Improving sustainability in combined manual material handling through enhanced lot-sizing models

Abstract

Lot-sizing models play an important role in optimizing the performance of internal logistics systems that involve a large amount of manual material handling (MMH) tasks. The performance of MMH tasks should be assessed using multiple criteria rather than being merely cost-oriented, considering the fact that the lot size affects the workload and can result in work-related musculoskeletal disorders (WMSDs). This study aims to integrate biomechanical and physiological guidelines into a cost-based performance optimization model of MMH tasks. In this study, we consider the impact of lot size on lifting frequency, which is reflected in the Composite Lifting Index (CLI), an extension of the National Institute for Occupational Safety and Health (NIOSH).

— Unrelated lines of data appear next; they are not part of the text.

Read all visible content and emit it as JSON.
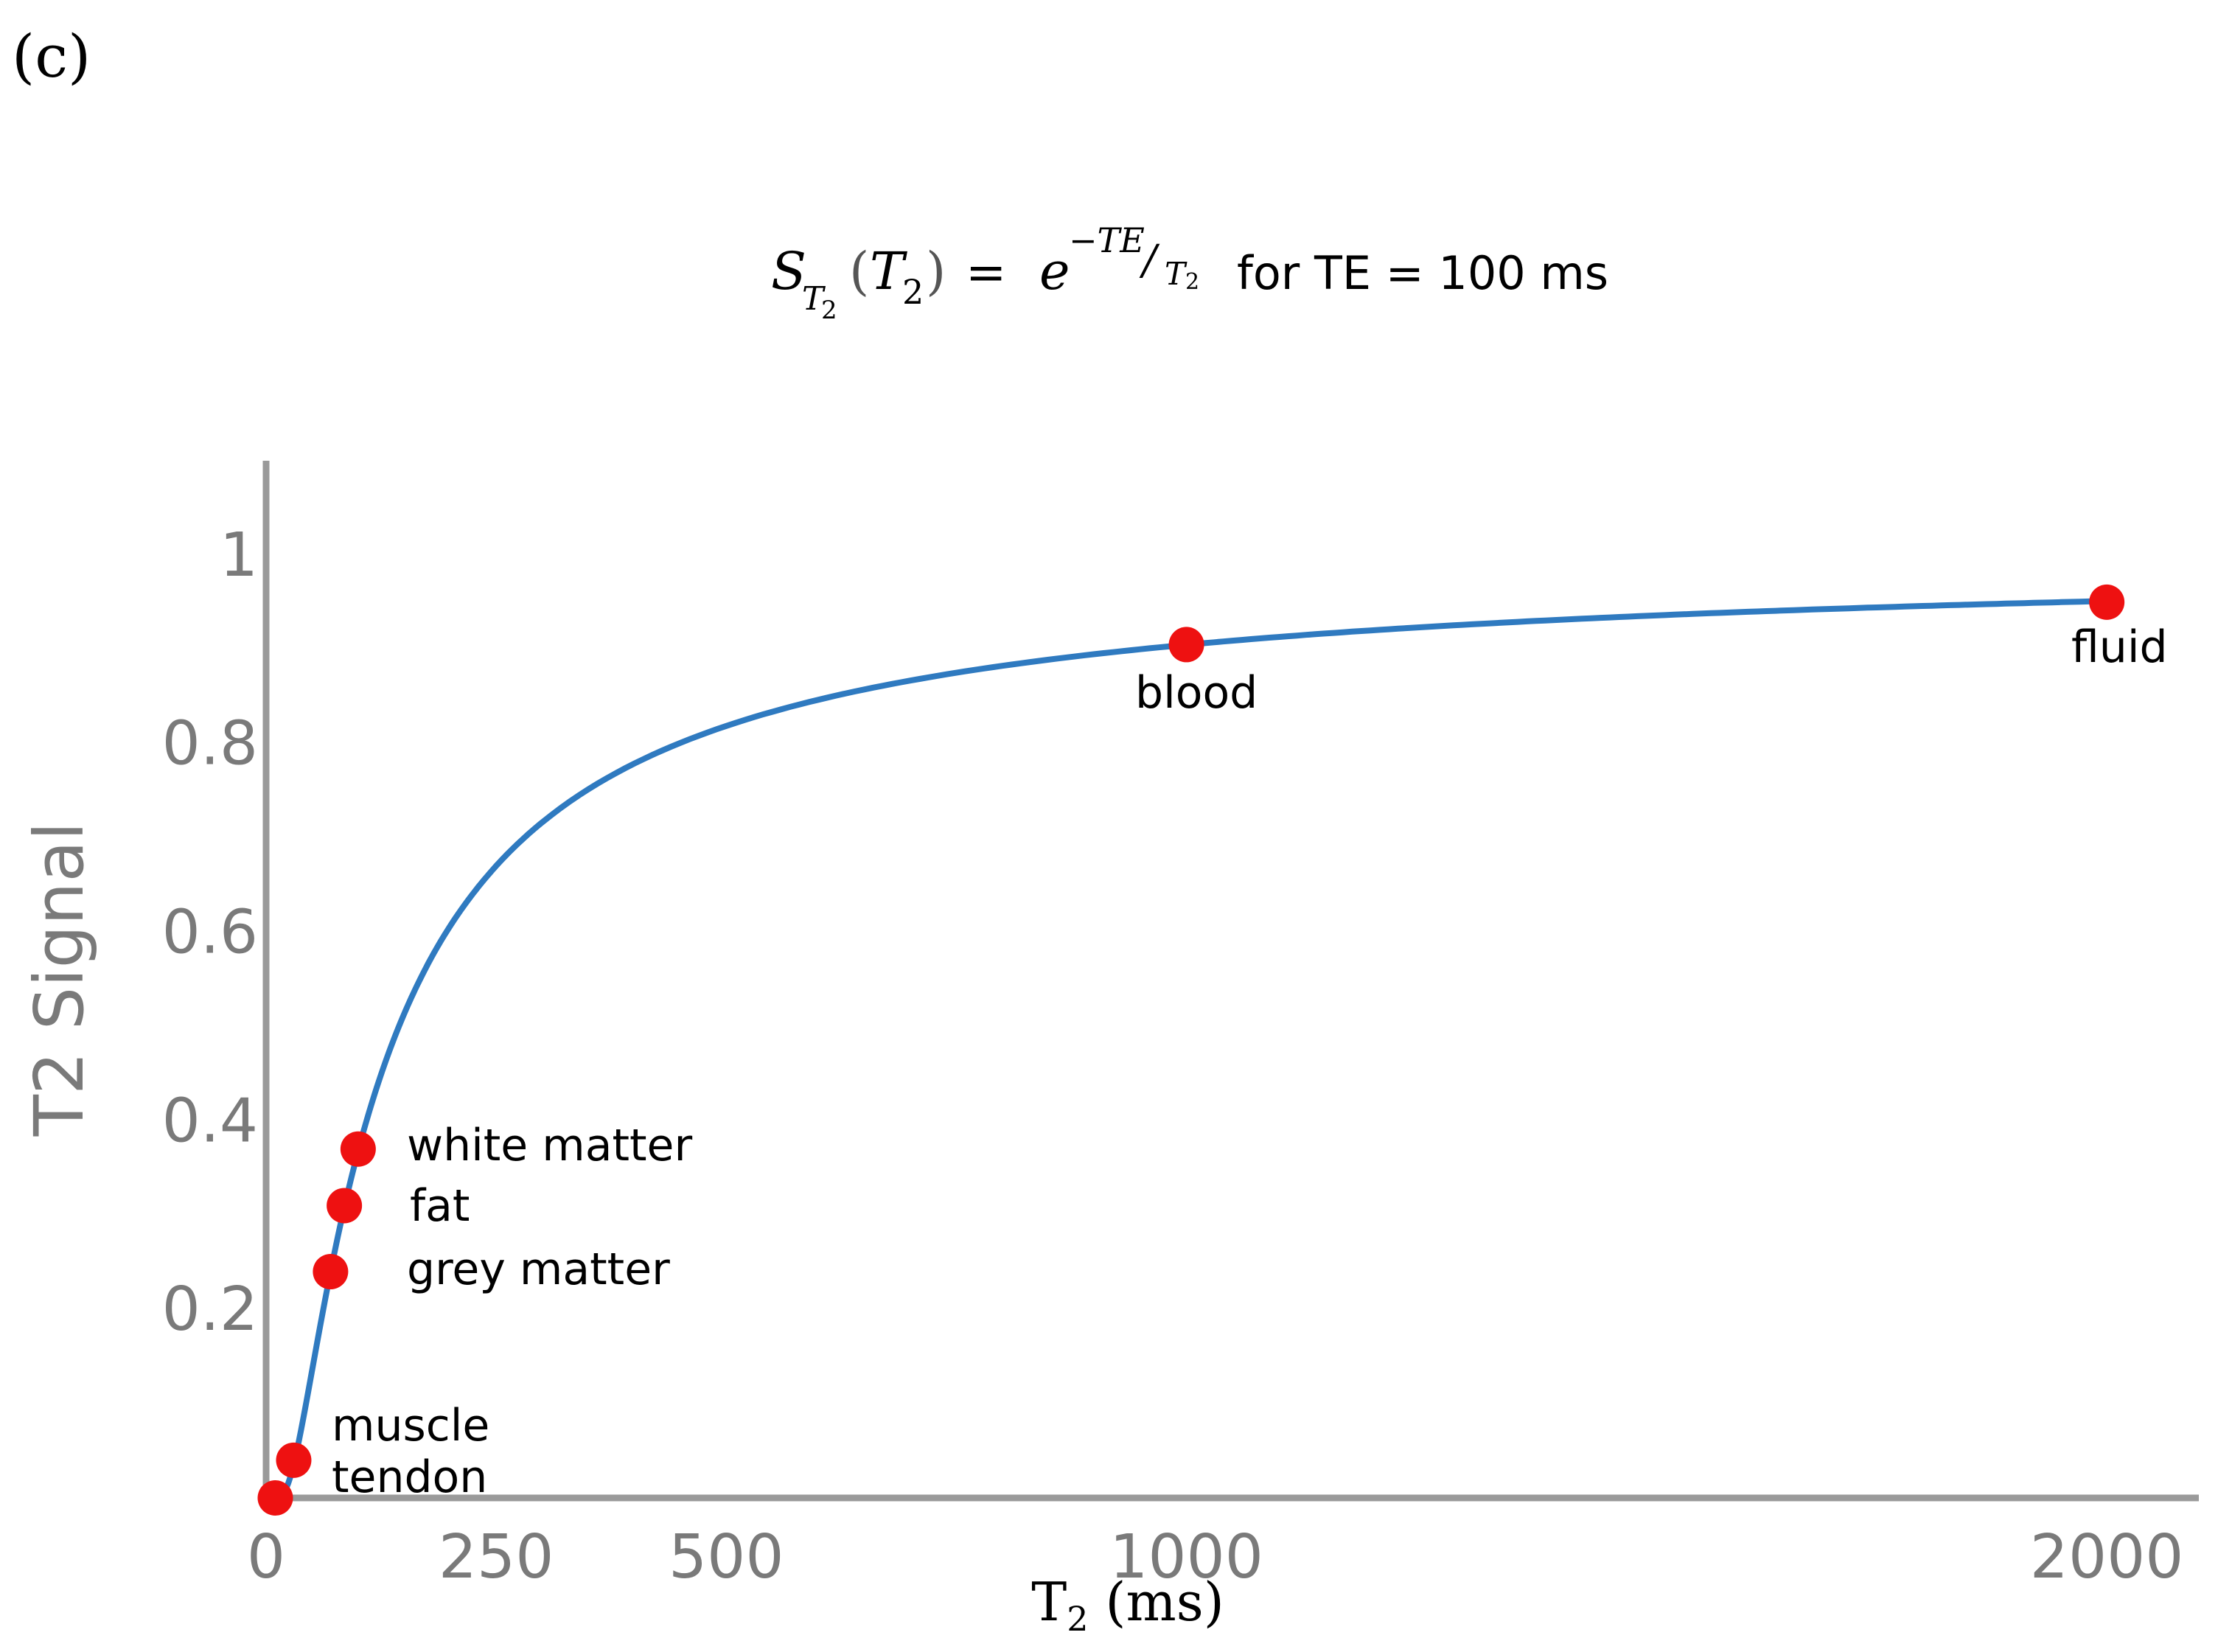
{
  "panel_label": "(c)",
  "formula": {
    "lhs_s": "S",
    "lhs_sub_t": "T",
    "lhs_sub_2": "2",
    "lhs_paren_open": "(",
    "lhs_arg_t": "T",
    "lhs_arg_2": "2",
    "lhs_paren_close": ")",
    "equals": "=",
    "base": "e",
    "exponent": "−TE",
    "slash": "/",
    "denominator_t": "T",
    "denominator_2": "2",
    "suffix": "for TE = 100 ms"
  },
  "chart_data": {
    "type": "line",
    "function": "exp(-100/T2)",
    "te_ms": 100,
    "xlabel_main": "T",
    "xlabel_sub": "2",
    "xlabel_unit": " (ms)",
    "ylabel": "T2 Signal",
    "xlim": [
      0,
      2100
    ],
    "ylim": [
      0,
      1.1
    ],
    "x_ticks": [
      {
        "value": 0,
        "label": "0"
      },
      {
        "value": 250,
        "label": "250"
      },
      {
        "value": 500,
        "label": "500"
      },
      {
        "value": 1000,
        "label": "1000"
      },
      {
        "value": 2000,
        "label": "2000"
      }
    ],
    "y_ticks": [
      {
        "value": 0.2,
        "label": "0.2"
      },
      {
        "value": 0.4,
        "label": "0.4"
      },
      {
        "value": 0.6,
        "label": "0.6"
      },
      {
        "value": 0.8,
        "label": "0.8"
      },
      {
        "value": 1.0,
        "label": "1"
      }
    ],
    "series": [
      {
        "color": "#2f7ac0"
      }
    ],
    "points": [
      {
        "label": "",
        "x": 10,
        "y": 0.0
      },
      {
        "label": "muscle",
        "x": 30,
        "y": 0.04
      },
      {
        "label": "tendon",
        "x": 30,
        "y": 0.04
      },
      {
        "label": "grey matter",
        "x": 70,
        "y": 0.24
      },
      {
        "label": "fat",
        "x": 85,
        "y": 0.31
      },
      {
        "label": "white matter",
        "x": 100,
        "y": 0.37
      },
      {
        "label": "blood",
        "x": 1000,
        "y": 0.905
      },
      {
        "label": "fluid",
        "x": 2000,
        "y": 0.95
      }
    ],
    "point_color": "#ee1111",
    "grid": false
  }
}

In addition, the energy expenditure rates of operators are estimated by applying an established physiological method. The energy expenditure results are used to calculate rest allowance during a handling process that help keep workload levels acceptable. To make the model more general, we consider different manual material shipping scenarios and intermodal replenishment cases. Finally, a sustainable lot-sizing model is applied in a two-stage intermodal replenishment case and several numerical experiments to determine the influence of item weight, speed, distance, and opportunity cost. The results indicate that the proposed model can ease the ergonomic strain of operators without compromising economic efficiency.